Expanding the Digital Rupee Beyond Borders
The RBI has initiated high-level discussions with the Monetary Authority of Singapore and the Central Bank of the UAE to establish bilateral pilots for international digital currency transactions. These collaborations follow a memorandum of understanding signed with Singapore last year, which provided the framework for joint efforts in digital asset development.
Beyond bilateral agreements, the RBI is participating in multilateral projects overseen by the Bank for International Settlements (BIS) Innovation Hub. These initiatives aim to resolve long-standing frictions in cross-border payment systems by leveraging the efficiency of CBDCs, potentially reducing the reliance on traditional correspondent banking networks.
Domestic Strategy and Adoption Challenges
Domestically, the RBI plans to integrate the digital rupee more deeply into government-run Direct Benefit Transfer (DBT) programs. By utilizing the programmability features of digital currency, the central bank aims to ensure funds reach targeted beneficiaries with greater transparency and speed.
Despite this focus, adoption data reveals a complex landscape. The value of digital rupee notes in circulation dropped to Rs 771.66 crore as of March 31, 2026, down from Rs 1,016.46 crore the previous year. This contraction highlights ongoing hurdles in driving retail usage and consumer adoption, even as the central bank prepares to launch a new ‘CAT’ sandbox to foster financial asset tokenization.
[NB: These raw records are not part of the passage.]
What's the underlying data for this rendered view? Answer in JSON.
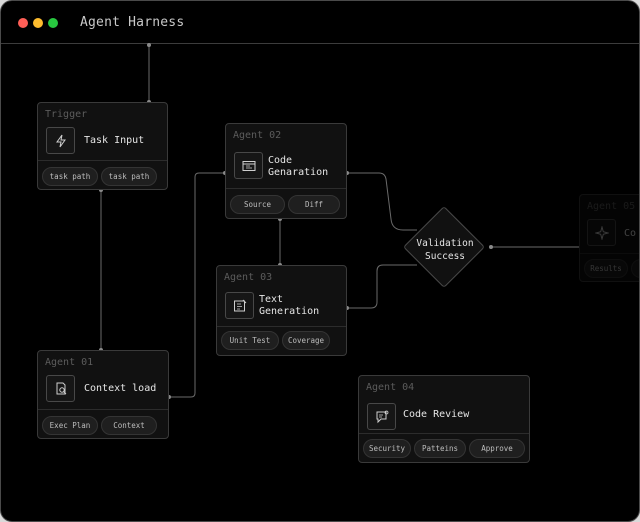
{
  "window": {
    "title": "Agent Harness",
    "traffic_lights": [
      "#ff5f57",
      "#febc2e",
      "#28c840"
    ]
  },
  "nodes": {
    "trigger": {
      "head": "Trigger",
      "name": "Task Input",
      "icon": "lightning-icon",
      "tags": [
        "task path",
        "task path"
      ]
    },
    "agent01": {
      "head": "Agent 01",
      "name": "Context load",
      "icon": "document-search-icon",
      "tags": [
        "Exec Plan",
        "Context"
      ]
    },
    "agent02": {
      "head": "Agent 02",
      "name": "Code\nGenaration",
      "icon": "code-window-icon",
      "tags": [
        "Source",
        "Diff"
      ]
    },
    "agent03": {
      "head": "Agent 03",
      "name": "Text\nGeneration",
      "icon": "text-edit-icon",
      "tags": [
        "Unit Test",
        "Coverage"
      ]
    },
    "agent04": {
      "head": "Agent 04",
      "name": "Code Review",
      "icon": "review-chat-icon",
      "tags": [
        "Security",
        "Patteins",
        "Approve"
      ]
    },
    "agent05": {
      "head": "Agent 05",
      "name": "Co",
      "icon": "sparkle-icon",
      "tags": [
        "Results",
        "R"
      ]
    }
  },
  "decision": {
    "label": "Validation\nSuccess"
  },
  "colors": {
    "background": "#000000",
    "node_fill": "#111111",
    "node_border": "#3a3a3a",
    "edge": "#6a6a6a"
  }
}
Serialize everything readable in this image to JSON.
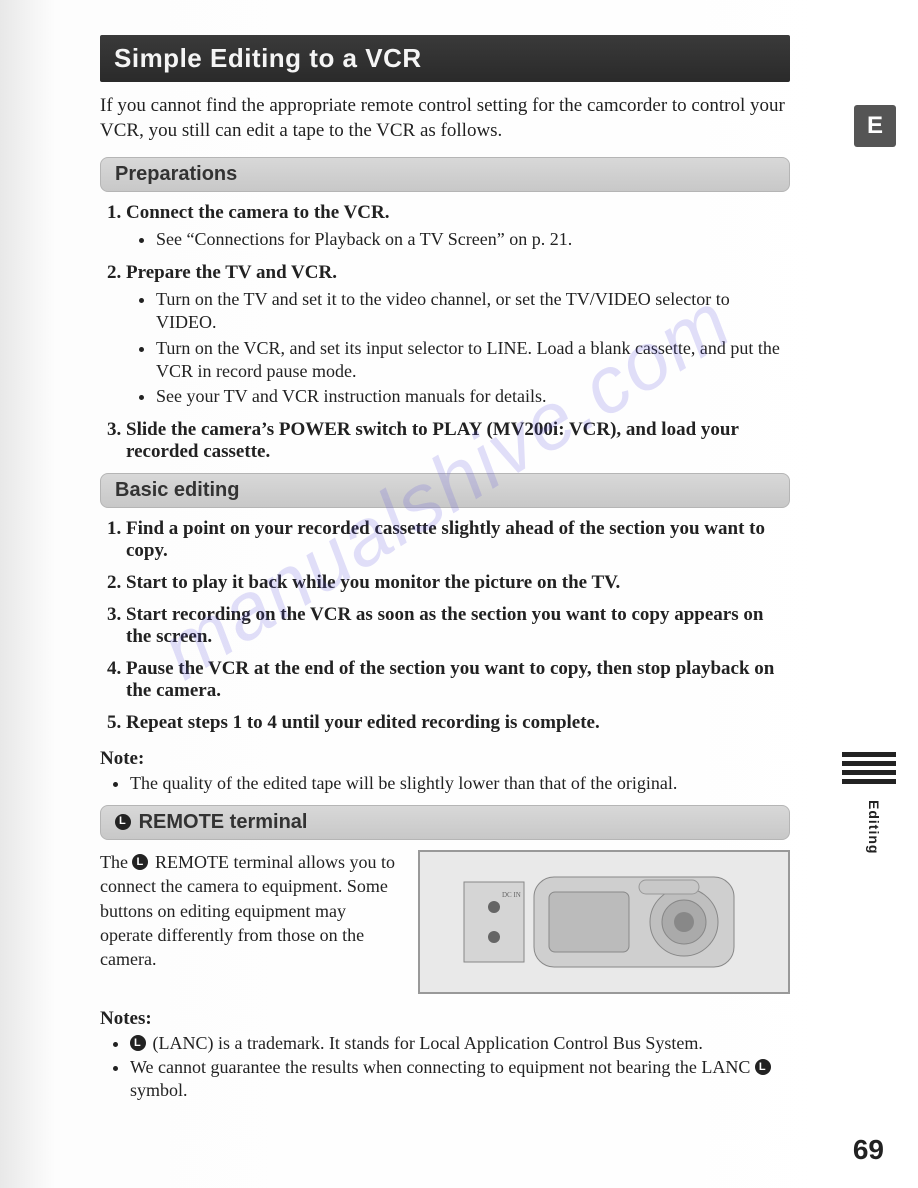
{
  "badge": "E",
  "side_label": "Editing",
  "page_number": "69",
  "watermark": "manualshive.com",
  "title": "Simple Editing to a VCR",
  "intro": "If you cannot find the appropriate remote control setting for the camcorder to control your VCR, you still can edit a tape to the VCR as follows.",
  "sections": {
    "preparations": {
      "heading": "Preparations",
      "items": [
        {
          "head": "Connect the camera to the VCR.",
          "bullets": [
            "See “Connections for Playback on a TV Screen” on p. 21."
          ]
        },
        {
          "head": "Prepare the TV and VCR.",
          "bullets": [
            "Turn on the TV and set it to the video channel, or set the TV/VIDEO selector to VIDEO.",
            "Turn on the VCR, and set its input selector to LINE. Load a blank cassette, and put the VCR in record pause mode.",
            "See your TV and VCR instruction manuals for details."
          ]
        },
        {
          "head": "Slide the camera’s POWER switch to PLAY (MV200i: VCR), and load your recorded cassette.",
          "bullets": []
        }
      ]
    },
    "basic": {
      "heading": "Basic editing",
      "items": [
        "Find a point on your recorded cassette slightly ahead of the section you want to copy.",
        "Start to play it back while you monitor the picture on the TV.",
        "Start recording on the VCR as soon as the section you want to copy appears on the screen.",
        "Pause the VCR at the end of the section you want to copy, then stop playback on the camera.",
        "Repeat steps 1 to 4 until your edited recording is complete."
      ]
    },
    "note1": {
      "head": "Note:",
      "bullets": [
        "The quality of the edited tape will be slightly lower than that of the original."
      ]
    },
    "remote": {
      "heading": "REMOTE terminal",
      "body_pre": "The ",
      "body_post": " REMOTE terminal allows you to connect the camera to equipment. Some buttons on editing equipment may operate differently from those on the camera."
    },
    "notes2": {
      "head": "Notes:",
      "b1_pre": "",
      "b1_post": " (LANC) is a trademark. It stands for Local Application Control Bus System.",
      "b2_pre": "We cannot guarantee the results when connecting to equipment not bearing the LANC ",
      "b2_post": " symbol."
    }
  }
}
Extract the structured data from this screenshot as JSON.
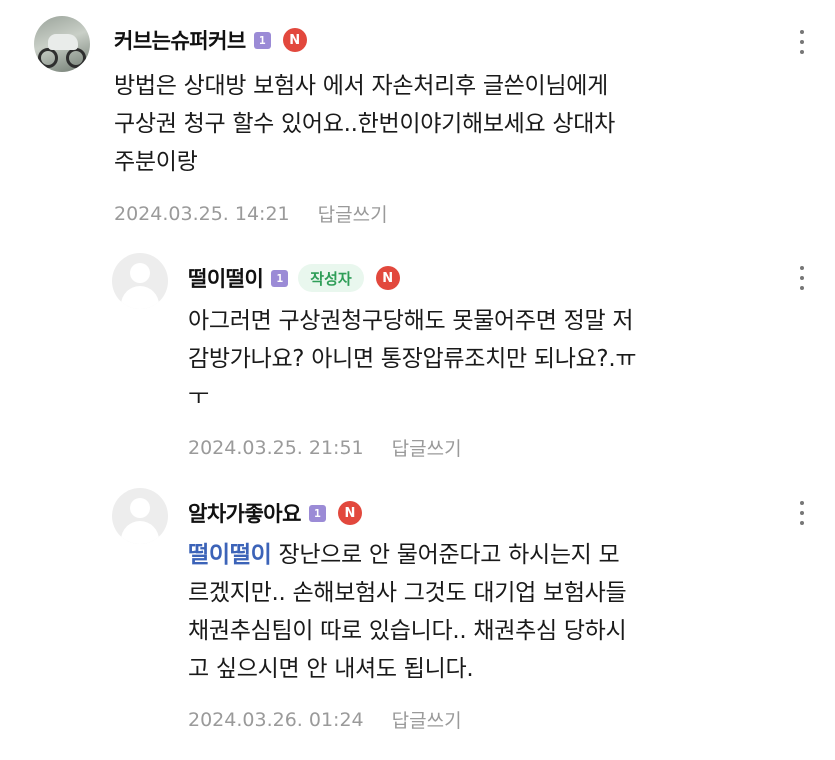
{
  "comments": [
    {
      "nickname": "커브는슈퍼커브",
      "level": "1",
      "n_badge": "N",
      "author_badge": "",
      "lines": [
        "방법은 상대방 보험사 에서 자손처리후 글쓴이님에게",
        "구상권 청구 할수 있어요..한번이야기해보세요 상대차",
        "주분이랑"
      ],
      "mention": "",
      "timestamp": "2024.03.25. 14:21",
      "reply_label": "답글쓰기",
      "avatar": "photo"
    },
    {
      "nickname": "떨이떨이",
      "level": "1",
      "n_badge": "N",
      "author_badge": "작성자",
      "lines": [
        "아그러면 구상권청구당해도 못물어주면 정말 저",
        "감방가나요? 아니면 통장압류조치만 되나요?.ㅠ",
        "ㅜ"
      ],
      "mention": "",
      "timestamp": "2024.03.25. 21:51",
      "reply_label": "답글쓰기",
      "avatar": "default"
    },
    {
      "nickname": "알차가좋아요",
      "level": "1",
      "n_badge": "N",
      "author_badge": "",
      "mention": "떨이떨이",
      "first_line_rest": " 장난으로 안 물어준다고 하시는지 모",
      "lines": [
        "르겠지만.. 손해보험사 그것도 대기업 보험사들",
        "채권추심팀이 따로 있습니다.. 채권추심 당하시",
        "고 싶으시면 안 내셔도 됩니다."
      ],
      "timestamp": "2024.03.26. 01:24",
      "reply_label": "답글쓰기",
      "avatar": "default"
    }
  ],
  "icons": {
    "more": "more-vertical-icon"
  },
  "colors": {
    "n_badge": "#e2483d",
    "level_badge": "#9b8bd6",
    "author_badge_text": "#2f9e58",
    "mention": "#3c63b8"
  }
}
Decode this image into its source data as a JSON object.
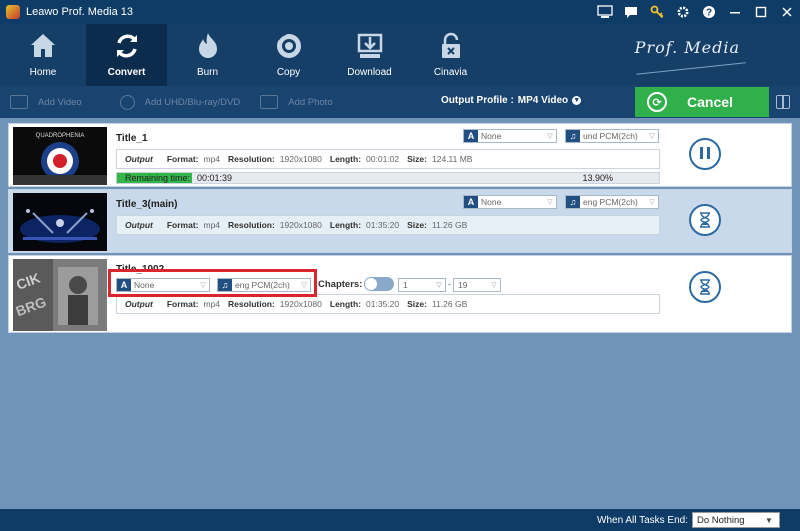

The Growing Role of the Rupee in Global Trade
Parallel to its digital initiatives, the RBI has seen consistent momentum in the internationalization of the physical rupee. Since the introduction of the rupee-based trade settlement framework in July 2022, the currency has gained traction as a viable alternative for invoicing imports and exports.
Recent figures demonstrate robust growth in this space. Between August 2022 and July 2025, import invoicing in rupees grew at a compound annual rate of 20.9 percent, while export invoicing grew at 12.7 percent. The 2025-26 fiscal year maintained this trajectory, with import settlements in rupees surging by 41.2 percent compared to the prior year.
Economic Implications and Future Outlook
The shift toward rupee-denominated trade offers several macroeconomic advantages for India. By reducing dependence on foreign currencies, the government and domestic businesses can mitigate exposure to exchange rate volatility and decrease overall transaction costs associated with currency conversion.
While the rupee faced depreciation pressure last year due to geopolitical instability and shifting foreign portfolio investments, the RBI remains committed to the internationalization process. Analysts will be watching how the upcoming cross-border CBDC pilots integrate with existing trade settlement frameworks. The success of these initiatives hinges on the scalability of the technology and the willingness of international banking partners to adopt the RBI’s digital infrastructure as a standard for future trade settlements.